Omitting the originally proposed builtin function
-------------------------------------------------

When submitted to the Steering Council, this PEP proposed the introduction of
a ``bchr`` builtin (with the same behaviour as ``bytes.fromint``), recreating
the ``ord``/``chr``/``unichr`` trio from Python 2 under a different naming
scheme (``ord``/``bchr``/``chr``).

The SC indicated they didn't think this functionality was needed often enough
to justify offering two ways of doing the same thing, especially when one of
those ways was a new builtin function. That part of the proposal was therefore
dropped as being redundant with the ``bytes.fromint`` alternate constructor.

Developers that use this method frequently will instead have the option to
define their own ``bchr = bytes.fromint`` aliases.

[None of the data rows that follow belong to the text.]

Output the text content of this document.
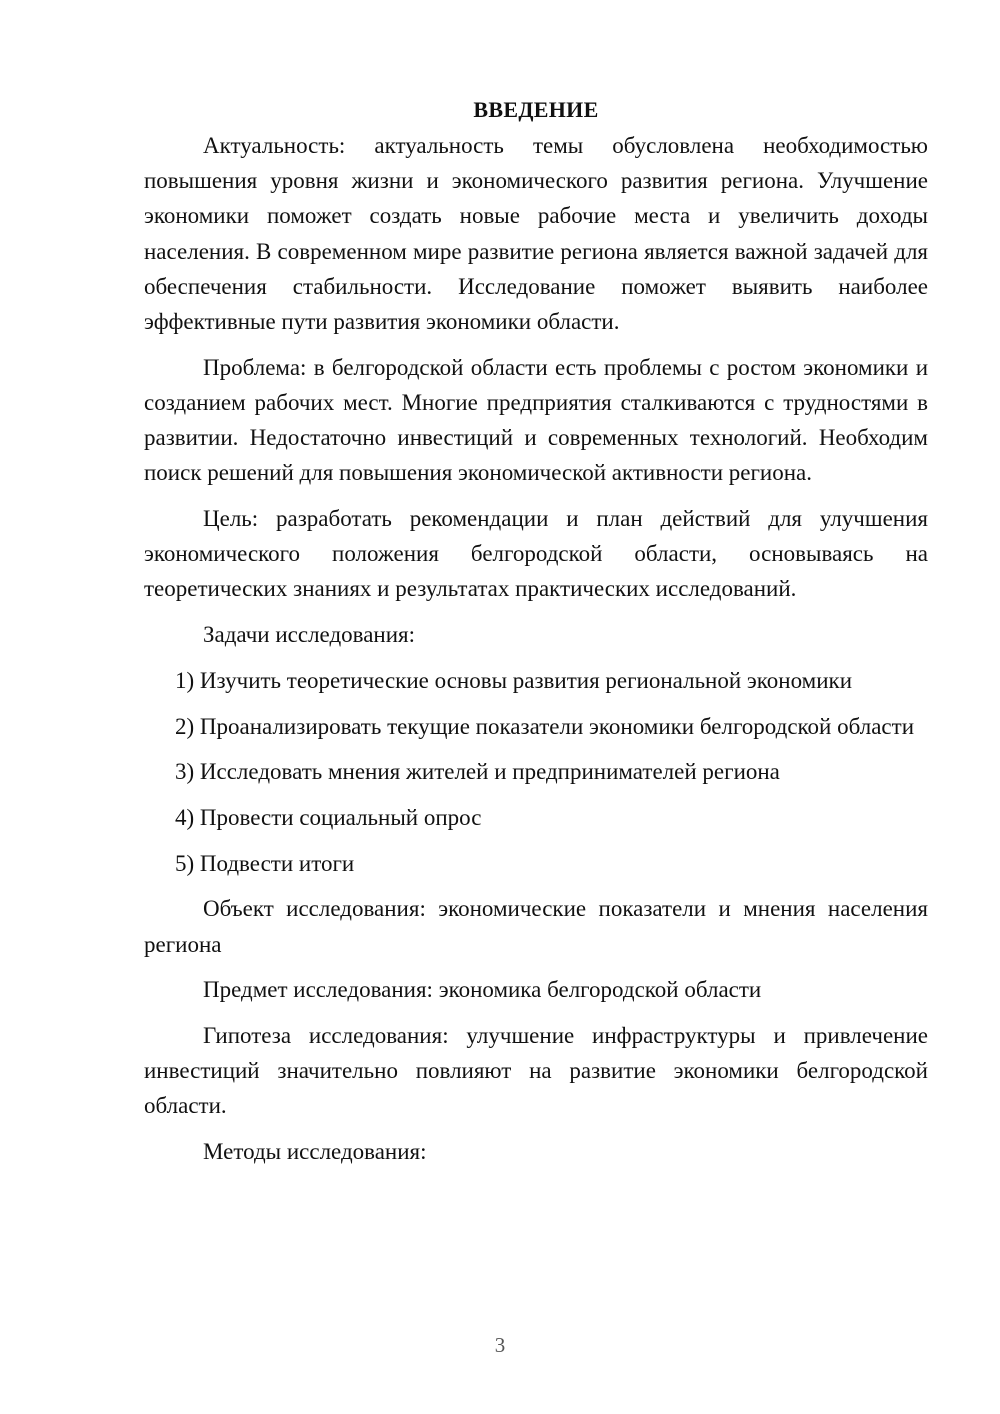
ВВЕДЕНИЕ

Актуальность: актуальность темы обусловлена необходимостью повышения уровня жизни и экономического развития региона. Улучшение экономики поможет создать новые рабочие места и увеличить доходы населения. В современном мире развитие региона является важной задачей для обеспечения стабильности. Исследование поможет выявить наиболее эффективные пути развития экономики области.

Проблема: в белгородской области есть проблемы с ростом экономики и созданием рабочих мест. Многие предприятия сталкиваются с трудностями в развитии. Недостаточно инвестиций и современных технологий. Необходим поиск решений для повышения экономической активности региона.

Цель: разработать рекомендации и план действий для улучшения экономического положения белгородской области, основываясь на теоретических знаниях и результатах практических исследований.

Задачи исследования:

1) Изучить теоретические основы развития региональной экономики

2) Проанализировать текущие показатели экономики белгородской области

3) Исследовать мнения жителей и предпринимателей региона

4) Провести социальный опрос

5) Подвести итоги

Объект исследования: экономические показатели и мнения населения региона

Предмет исследования: экономика белгородской области

Гипотеза исследования: улучшение инфраструктуры и привлечение инвестиций значительно повлияют на развитие экономики белгородской области.

Методы исследования:

3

Scope limitation: memoryview
----------------------------

Updating ``memoryview`` with the new item retrieval methods is outside the scope
of this PEP.


References
==========

* `Initial March 2014 discussion thread on python-ideas <https://mail.python.org/pipermail/python-ideas/2014-March/027295.html>`_
* `Guido's initial feedback in that thread <https://mail.python.org/pipermail/python-ideas/2014-March/027376.html>`_
* `Issue proposing moving zero-initialised sequences to a dedicated API <https://github.com/python/cpython/issues/65094>`_
* `Issue proposing to use calloc() for zero-initialised binary sequences <https://github.com/python/cpython/issues/65843>`_
* `August 2014 discussion thread on python-dev <https://mail.python.org/pipermail/python-ideas/2014-March/027295.html>`_
* `June 2016 discussion thread on python-dev <https://mail.python.org/pipermail/python-dev/2016-June/144875.html>`_
* `Get single-byte bytes objects from bytes objects <https://discuss.python.org/t/get-single-byte-bytes-objects-from-a-bytes-object/41709>`_

Copyright
=========

This document has been placed in the public domain.